On November 1, 2005, Chicago Media Action with our colleagues at the Milwaukee Public Interest Media Coalition filed a petition to deny against eight Chicago-area TV stations during a rare window when it was possible to do so. We were hoping to insert a wedge to open, even if slightly, the long-shut door of television license renewals. In theory, temporary broadcast licenses would be granted to responsible license-holders to be reviewed periodically to serve the undefined terms "public interest, convenience, and necessity", and if license holders didn't meet that standard, the FCC in its power could deny licenses and award those licenses to someone else. In practice, the licenses became eternal fiefdoms to their holders and the renewal process became (and, one could perhaps argue, always was) a sad joke, where renewals were almost always automatically granted and licenses were never, ever rejected. (Understandably so; folks at the FCC tend to go into the media they "regulated". Don't want to upset your future bosses.)
Well, you should never say never. Rejections have happened twice before, but both times the FCC were under orders of an outside court to do so. Both cases are considered landmarks in expanding what meagre public involvement in broadcast licenses there was and is. And we at CMA, with our friends in Milwaukee and our excellent counsel at the Media Access Project, have taken up the cause to expand involvement further -- a cause now in its fifth year. That sounds like a long time, but considering that the famous WLBT case took fifteen years to unfold, we're still somewhat new at this.

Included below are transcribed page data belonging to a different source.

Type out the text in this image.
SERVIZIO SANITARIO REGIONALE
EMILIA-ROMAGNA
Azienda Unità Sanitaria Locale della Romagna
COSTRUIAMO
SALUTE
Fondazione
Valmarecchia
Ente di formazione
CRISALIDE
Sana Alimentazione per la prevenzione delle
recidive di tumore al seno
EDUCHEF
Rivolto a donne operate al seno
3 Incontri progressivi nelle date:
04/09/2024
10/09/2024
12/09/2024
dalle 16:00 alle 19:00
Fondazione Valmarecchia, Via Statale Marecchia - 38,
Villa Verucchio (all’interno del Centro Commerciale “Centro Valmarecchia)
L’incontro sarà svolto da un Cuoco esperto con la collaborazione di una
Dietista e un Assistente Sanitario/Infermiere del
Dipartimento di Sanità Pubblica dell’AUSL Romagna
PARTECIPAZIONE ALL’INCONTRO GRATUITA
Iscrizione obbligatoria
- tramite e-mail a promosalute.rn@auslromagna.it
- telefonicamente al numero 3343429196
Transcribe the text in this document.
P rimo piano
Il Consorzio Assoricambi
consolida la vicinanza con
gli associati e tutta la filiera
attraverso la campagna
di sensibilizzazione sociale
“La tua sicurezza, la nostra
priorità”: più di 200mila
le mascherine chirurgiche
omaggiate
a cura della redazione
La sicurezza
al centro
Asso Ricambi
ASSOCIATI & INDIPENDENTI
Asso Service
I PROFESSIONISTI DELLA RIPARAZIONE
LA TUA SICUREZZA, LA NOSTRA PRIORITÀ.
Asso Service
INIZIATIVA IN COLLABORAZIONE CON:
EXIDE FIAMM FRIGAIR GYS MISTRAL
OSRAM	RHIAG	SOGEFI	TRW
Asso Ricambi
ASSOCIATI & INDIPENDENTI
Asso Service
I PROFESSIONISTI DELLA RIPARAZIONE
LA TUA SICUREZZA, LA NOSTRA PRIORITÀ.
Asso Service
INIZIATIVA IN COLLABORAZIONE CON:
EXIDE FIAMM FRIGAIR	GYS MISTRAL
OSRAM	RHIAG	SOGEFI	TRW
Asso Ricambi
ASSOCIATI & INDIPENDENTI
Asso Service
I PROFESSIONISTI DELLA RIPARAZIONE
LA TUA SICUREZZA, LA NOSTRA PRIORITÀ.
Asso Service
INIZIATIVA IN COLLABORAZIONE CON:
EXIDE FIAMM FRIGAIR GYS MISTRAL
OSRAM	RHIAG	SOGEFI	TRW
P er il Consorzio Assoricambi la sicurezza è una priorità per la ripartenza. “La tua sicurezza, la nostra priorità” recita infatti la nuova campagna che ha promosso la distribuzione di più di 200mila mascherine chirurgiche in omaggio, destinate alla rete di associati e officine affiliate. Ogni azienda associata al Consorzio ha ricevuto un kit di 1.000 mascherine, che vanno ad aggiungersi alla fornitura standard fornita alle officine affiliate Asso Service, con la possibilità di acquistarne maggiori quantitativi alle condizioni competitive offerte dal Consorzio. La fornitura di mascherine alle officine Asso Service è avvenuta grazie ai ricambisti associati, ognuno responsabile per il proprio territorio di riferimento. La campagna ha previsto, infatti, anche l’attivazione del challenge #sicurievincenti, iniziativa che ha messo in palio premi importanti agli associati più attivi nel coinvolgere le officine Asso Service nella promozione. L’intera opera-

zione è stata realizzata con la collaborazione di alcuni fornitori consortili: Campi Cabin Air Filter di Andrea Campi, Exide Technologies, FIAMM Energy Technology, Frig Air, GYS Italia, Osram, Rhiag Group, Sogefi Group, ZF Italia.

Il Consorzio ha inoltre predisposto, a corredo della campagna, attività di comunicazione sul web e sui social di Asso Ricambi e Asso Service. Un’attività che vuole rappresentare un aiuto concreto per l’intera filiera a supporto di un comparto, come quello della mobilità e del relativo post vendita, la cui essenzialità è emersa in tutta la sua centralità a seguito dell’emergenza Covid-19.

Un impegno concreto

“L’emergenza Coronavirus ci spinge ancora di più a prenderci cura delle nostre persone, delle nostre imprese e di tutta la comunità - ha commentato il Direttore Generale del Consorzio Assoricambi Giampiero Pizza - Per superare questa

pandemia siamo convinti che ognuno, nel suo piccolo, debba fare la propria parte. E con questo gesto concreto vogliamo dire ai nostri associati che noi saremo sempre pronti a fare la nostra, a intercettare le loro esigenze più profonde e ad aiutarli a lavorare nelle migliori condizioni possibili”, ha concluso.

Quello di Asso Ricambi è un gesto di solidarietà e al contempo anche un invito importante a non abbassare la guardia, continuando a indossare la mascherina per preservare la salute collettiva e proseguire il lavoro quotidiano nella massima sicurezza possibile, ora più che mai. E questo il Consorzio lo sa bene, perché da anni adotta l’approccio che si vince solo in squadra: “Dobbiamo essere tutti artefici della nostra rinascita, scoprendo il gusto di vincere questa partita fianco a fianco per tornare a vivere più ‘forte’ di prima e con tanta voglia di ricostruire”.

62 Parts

We've likened this challenge to a very slow game of table tennis, where we fire a volley, the FCC fires a rejection back, we appeal the rejection, and the process continues. Here's the full sequence to date:
November 1, 2005: Chicago Media Action fires volley #1, the original petition to deny
June 13, 2007: FCC delivers rejection #1, claiming we didn't prove the "bad faith" standard
July 13, 2007: Chicago Media Action fires volley #2, citing new facts
July 13, 2008: FCC delivers rejection #2, claiming that quantitative issues don't apply
August 11, 2008: CMA fires volley #3, calling FCC out on its double-standard
January 12, 2010: FCC delivers rejection #3, claiming that volley #3 is repetitious
February 16, 2010: CMA fires volley #4, repeating FCC's out on its double-standard
On December 10, 2010, the FCC fired rejection #4, claiming that the buzzer has sounded and the clock has run out. But in all this time, the sitting FCC commissioners haven't weighed in, even though by all rights we have the right to appeal to the commission directly. So, as a result, on January 10, 2011 we fired volley #5 where we call on the FCC commissioners to vacate the decision. (Hey, props to Broadcasting & Cable for covering this latest appeal.) It's been so long that the next round of FCC radio station license renewals in its eight-year-long cycle are about to begin.